2 cups plus 2 tablespoons all-purpose flour
3/4 cup unsweetened Dutch-process cocoa powder
1 teaspoon baking soda
1/2 teaspoon salt
1 1/4 cups (2 1/2 sticks) unsalted butter, room temperature
2 cups granulated sugar
2 large eggs
2 teaspoons pure vanilla extract
Sanding sugar, for rolling.
1. Sift together flour, cocoa powder, baking soda, and salt into a bowl.

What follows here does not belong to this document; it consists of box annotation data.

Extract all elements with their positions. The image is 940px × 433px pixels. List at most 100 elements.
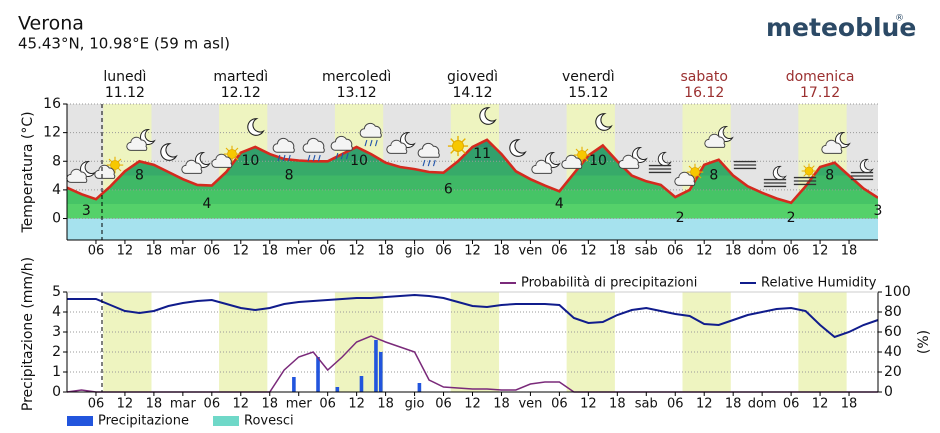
x-tick-label: 12 <box>233 244 250 259</box>
precipitation-bar <box>316 357 320 392</box>
y2-axis-label: (%) <box>916 330 932 354</box>
y2-tick-label: 40 <box>884 344 902 360</box>
x-tick-label: 18 <box>609 397 626 412</box>
y-tick-label: 4 <box>52 182 61 198</box>
legend-label: Precipitazione <box>98 414 189 429</box>
precipitation-bar <box>417 383 422 392</box>
x-tick-label: 06 <box>435 397 452 412</box>
x-tick-label: gio <box>405 244 425 259</box>
x-tick-label: ven <box>518 397 542 412</box>
day-date: 15.12 <box>568 85 608 101</box>
y-tick-label: 12 <box>43 125 61 141</box>
x-tick-label: 06 <box>783 244 800 259</box>
y2-tick-label: 20 <box>884 364 902 380</box>
x-tick-label: 12 <box>348 397 365 412</box>
y-tick-label: 0 <box>52 211 61 227</box>
y-tick-label: 4 <box>52 304 61 320</box>
day-name: sabato <box>681 69 728 85</box>
temperature-label: 3 <box>82 203 91 219</box>
y-tick-label: 3 <box>52 324 61 340</box>
y-tick-label: 2 <box>52 344 61 360</box>
day-date: 12.12 <box>221 85 261 101</box>
day-name: mercoledì <box>322 69 391 85</box>
x-tick-label: 06 <box>88 244 105 259</box>
x-tick-label: 18 <box>493 244 510 259</box>
x-tick-label: mer <box>286 244 313 259</box>
temperature-label: 8 <box>135 167 144 183</box>
x-tick-label: 18 <box>146 244 163 259</box>
y-tick-label: 16 <box>43 96 61 112</box>
precipitation-bar <box>374 340 378 392</box>
x-tick-label: dom <box>748 244 777 259</box>
day-name: domenica <box>786 69 855 85</box>
legend-swatch <box>213 416 239 426</box>
temperature-label: 2 <box>676 210 685 226</box>
temperature-label: 4 <box>555 196 564 212</box>
temperature-label: 10 <box>589 153 607 169</box>
x-tick-label: 06 <box>667 244 684 259</box>
brand-trademark: ® <box>895 14 904 24</box>
x-tick-label: 12 <box>117 397 134 412</box>
daylight-band <box>219 292 268 392</box>
x-tick-label: 12 <box>117 244 134 259</box>
x-tick-label: 12 <box>696 244 713 259</box>
x-tick-label: 06 <box>551 244 568 259</box>
y-axis-label: Temperatura (°C) <box>20 111 36 233</box>
x-tick-label: sab <box>635 397 658 412</box>
x-tick-label: 18 <box>493 397 510 412</box>
temperature-line <box>67 138 878 205</box>
x-tick-label: 18 <box>261 397 278 412</box>
day-name: giovedì <box>447 69 498 85</box>
x-tick-label: 12 <box>464 244 481 259</box>
x-tick-label: 06 <box>88 397 105 412</box>
legend-swatch <box>67 416 93 426</box>
location-coords: 45.43°N, 10.98°E (59 m asl) <box>18 35 230 53</box>
x-tick-label: 06 <box>204 244 221 259</box>
x-tick-label: mar <box>170 397 197 412</box>
x-tick-label: 06 <box>319 397 336 412</box>
brand-logo: meteoblue <box>766 13 916 42</box>
x-tick-label: 06 <box>435 244 452 259</box>
precipitation-bar <box>378 352 383 392</box>
x-tick-label: 12 <box>580 397 597 412</box>
x-tick-label: 12 <box>233 397 250 412</box>
day-name: lunedì <box>103 69 146 85</box>
temperature-label: 8 <box>709 167 718 183</box>
x-tick-label: 06 <box>551 397 568 412</box>
x-tick-label: 12 <box>580 244 597 259</box>
y-axis-label: Precipitazione (mm/h) <box>20 257 36 411</box>
x-tick-label: 12 <box>812 244 829 259</box>
precipitation-bar <box>335 387 340 392</box>
y-tick-label: 5 <box>52 284 61 300</box>
x-tick-label: 12 <box>812 397 829 412</box>
temperature-label: 8 <box>285 167 294 183</box>
legend-label: Probabilità di precipitazioni <box>521 276 697 291</box>
series-line <box>67 293 879 339</box>
day-date: 14.12 <box>452 85 492 101</box>
temperature-label: 6 <box>444 182 453 198</box>
legend-label: Rovesci <box>244 414 294 429</box>
x-tick-label: 18 <box>609 244 626 259</box>
daylight-band <box>798 292 847 392</box>
location-title: Verona <box>18 13 84 35</box>
y-tick-label: 0 <box>52 384 61 400</box>
x-tick-label: sab <box>635 244 658 259</box>
x-tick-label: 06 <box>667 397 684 412</box>
day-date: 13.12 <box>337 85 377 101</box>
weather-icon <box>801 163 817 179</box>
x-tick-label: 18 <box>377 244 394 259</box>
temperature-label: 11 <box>473 146 491 162</box>
y-tick-label: 1 <box>52 364 61 380</box>
precipitation-bar <box>292 377 296 392</box>
x-tick-label: 12 <box>696 397 713 412</box>
x-tick-label: mer <box>286 397 313 412</box>
x-tick-label: ven <box>518 244 542 259</box>
y-tick-label: 8 <box>52 153 61 169</box>
temperature-label: 10 <box>242 153 260 169</box>
daylight-band <box>450 292 500 392</box>
daylight-band <box>566 292 615 392</box>
x-tick-label: mar <box>170 244 197 259</box>
temperature-label: 3 <box>874 203 883 219</box>
legend-label: Relative Humidity <box>761 276 877 291</box>
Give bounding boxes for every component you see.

2. In the bowl of an electric mixer fitted with the paddle attachment, beat butter and sugar on medium speed until light and fluffy, about 2 minutes. Add eggs and vanilla, and beat to combine. Reduce speed to low, and gradually add flour mixture; beat to combine. Form dough into a flattened disk, wrap with plastic wrap, and chill until firm, about 1 hour.
3. Preheat oven to 350 degrees F. Shape dough into 1 1/4-inch balls. Roll each ball in sanding sugar. Place on baking sheets lined with parchment paper, about 1 1/2 inches apart. Bake until set, 10 to 12 minutes, rotating halfway through. Transfer to a rack to cool for 5 minutes. Cookies can be stored between layers of parchment in an airtight container at room temperature up to 1 week.
The flour, cocoa powder, baking soda, and salt sifted together! Then all the goodness in the mixing bowl! YUMMY!
The flattened disk before it went in the fridge to chill. I let my dough chill for 2 hours. And last night when I made these I only made half the batch so the other half is still chilling. And then a picture of cookies ready to be ate! Can we say YUMMY again?? :)
I'll be hopefully making the Giant Chocolate Sugar Cookies next weekened. More YUMMYness!